La ricerca Itaten, diretta nel 1996 da Alberto Clementi, Giuseppe De Matteis e Piercarlo Palermo, è stata certamente una delle elaborazioni recenti più importanti sull'urbanizzazione in Italia. Le immagini satellitari di quello studio, ancora una dozzina di anni fa, lasciavano intatta l'ipotesi che il progetto potesse ristrutturare e risostanziare il territorio. Già qualche anno dopo, allorché Arturo Lanzani ha condotto la ricognizione presentata in Paesaggi italiani (Meltemi 2003), tale opzione si era di molto ridotta.

Nelle applicazioni attuali (come risulta dai rapporti «Itater 2020»), gli stessi spazi che si riteneva di poter reinterpretare in termini di sviluppo locale, ancora giocando sul ridisegno di scenario, risultano rozzamente ingombri, drammaticamente degradati. E analoga traiettoria prospetta l'iniziale feeling positivo di Koolhaas per il Junkspace, che adesso fa posto a uno sguardo preoccupato e a una attitudine progettuale minimale.

Oggi la diffusione insediativa americana assomiglia alla città diffusa europea: ambedue hanno cancellato o banalizzato molti valori e risorse del patrimonio ambientale.

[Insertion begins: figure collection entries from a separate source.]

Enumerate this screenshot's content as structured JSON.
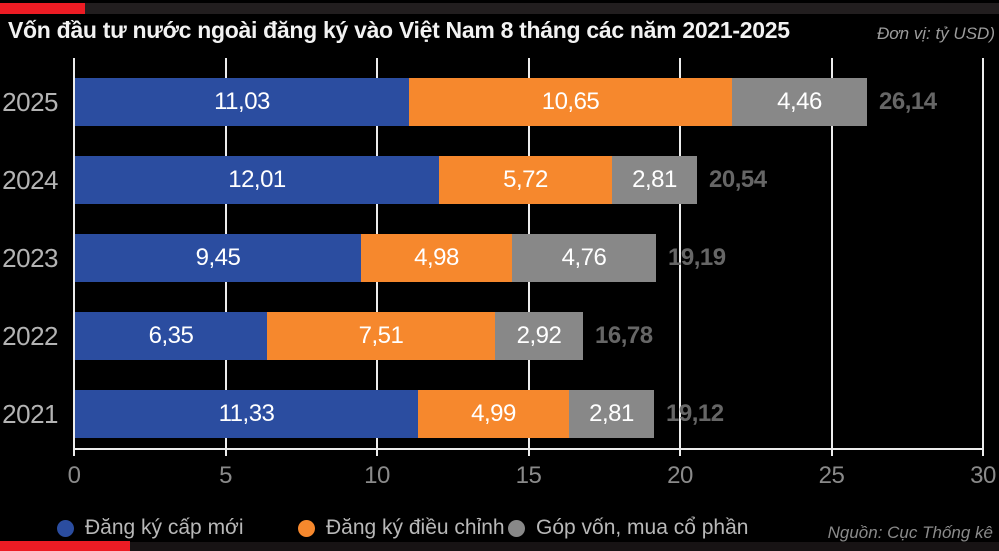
{
  "title": "Vốn đầu tư nước ngoài đăng ký vào Việt Nam 8 tháng các năm 2021-2025",
  "unit_label": "Đơn vị: tỷ USD)",
  "source_label": "Nguồn: Cục Thống kê",
  "palette": {
    "accent_red": "#ec1c24",
    "series_blue": "#2b4da0",
    "series_orange": "#f6882d",
    "series_gray": "#888888",
    "background": "#000000",
    "grid": "#ececec"
  },
  "chart_data": {
    "type": "bar",
    "orientation": "horizontal",
    "stacked": true,
    "grid": true,
    "legend_position": "bottom",
    "categories": [
      "2025",
      "2024",
      "2023",
      "2022",
      "2021"
    ],
    "series": [
      {
        "name": "Đăng ký cấp mới",
        "color": "#2b4da0",
        "values": [
          11.03,
          12.01,
          9.45,
          6.35,
          11.33
        ],
        "labels": [
          "11,03",
          "12,01",
          "9,45",
          "6,35",
          "11,33"
        ]
      },
      {
        "name": "Đăng ký điều chỉnh",
        "color": "#f6882d",
        "values": [
          10.65,
          5.72,
          4.98,
          7.51,
          4.99
        ],
        "labels": [
          "10,65",
          "5,72",
          "4,98",
          "7,51",
          "4,99"
        ]
      },
      {
        "name": "Góp vốn, mua cổ phần",
        "color": "#888888",
        "values": [
          4.46,
          2.81,
          4.76,
          2.92,
          2.81
        ],
        "labels": [
          "4,46",
          "2,81",
          "4,76",
          "2,92",
          "2,81"
        ]
      }
    ],
    "totals": [
      26.14,
      20.54,
      19.19,
      16.78,
      19.12
    ],
    "total_labels": [
      "26,14",
      "20,54",
      "19,19",
      "16,78",
      "19,12"
    ],
    "x_ticks": [
      0,
      5,
      10,
      15,
      20,
      25,
      30
    ],
    "xlim": [
      0,
      30
    ]
  }
}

Sprawltown è dovunque nell'occidente «avanzato». Contemporaneamente nel sud del mondo, da Lagos a Città del Messico, da Shanghai a San Paolo, imperversa Megalopoli, con i suoi slum, le sue miserie, le sue emergenze, i suoi rifugiati e sfollati.

Simboli in decadenza

Qualche anno fa Michele Sernini, studioso appassionato e rigoroso, aveva proposto un titolo forse inconsapevolmente predittivo per uno dei suoi ultimi studi: la città nel dominare il territorio si è disfatta ( La città disfatta, Franco Angeli 1988). E disfacendosi, ha perso la sua identità di simbolo del progresso moderno, come hanno aggiunto altri autori. Dunque le teorie vanno riviste, secondo il lascito di Pierre George. Oggi osserviamo la città consapevoli che il senso di progresso e modernità, evocato da questo termine, si è dissolto.

Forse paesaggio è un nuovo concetto che può «educare alla speranza», anche di un progresso più consono alle istanze contemporanee degli abitanti (non si usa volutamente la parola sviluppo). Allora la «città della Piana», la «metropoli dello Stretto», la «media città toscana», la «megacittà padana», in cui ancora Itaten, dodici anni fa, e Lanzani, qualche tempo dopo, riscontravano un senso di libertà («perché vai a stare nella tua casetta a Dalmine, arrivi quando vuoi e ti sposti con la macchina») come orizzonti positivi, sono tramontate. Lo stesso Lanzani, di recente, ha espresso un'opinione abbastanza diversa.

Di certo più radicali sono i pareri di alcuni sociologi e antropologi che studiano la Padania e si spingono fino a correlare la distruzione dei valori del paesaggio e del territorio e la produzione di ricchezza - comunque in contrazione - da multiabuso, sociale, fiscale e ambientale, alla produzione di violenza intramoenia, anche nell'ambito delle famiglie. La perdita di senso dei luoghi e degli spazi corrisponderebbe e favorirebbe il vuoto e la generazione di mostri nella vita di ognuno.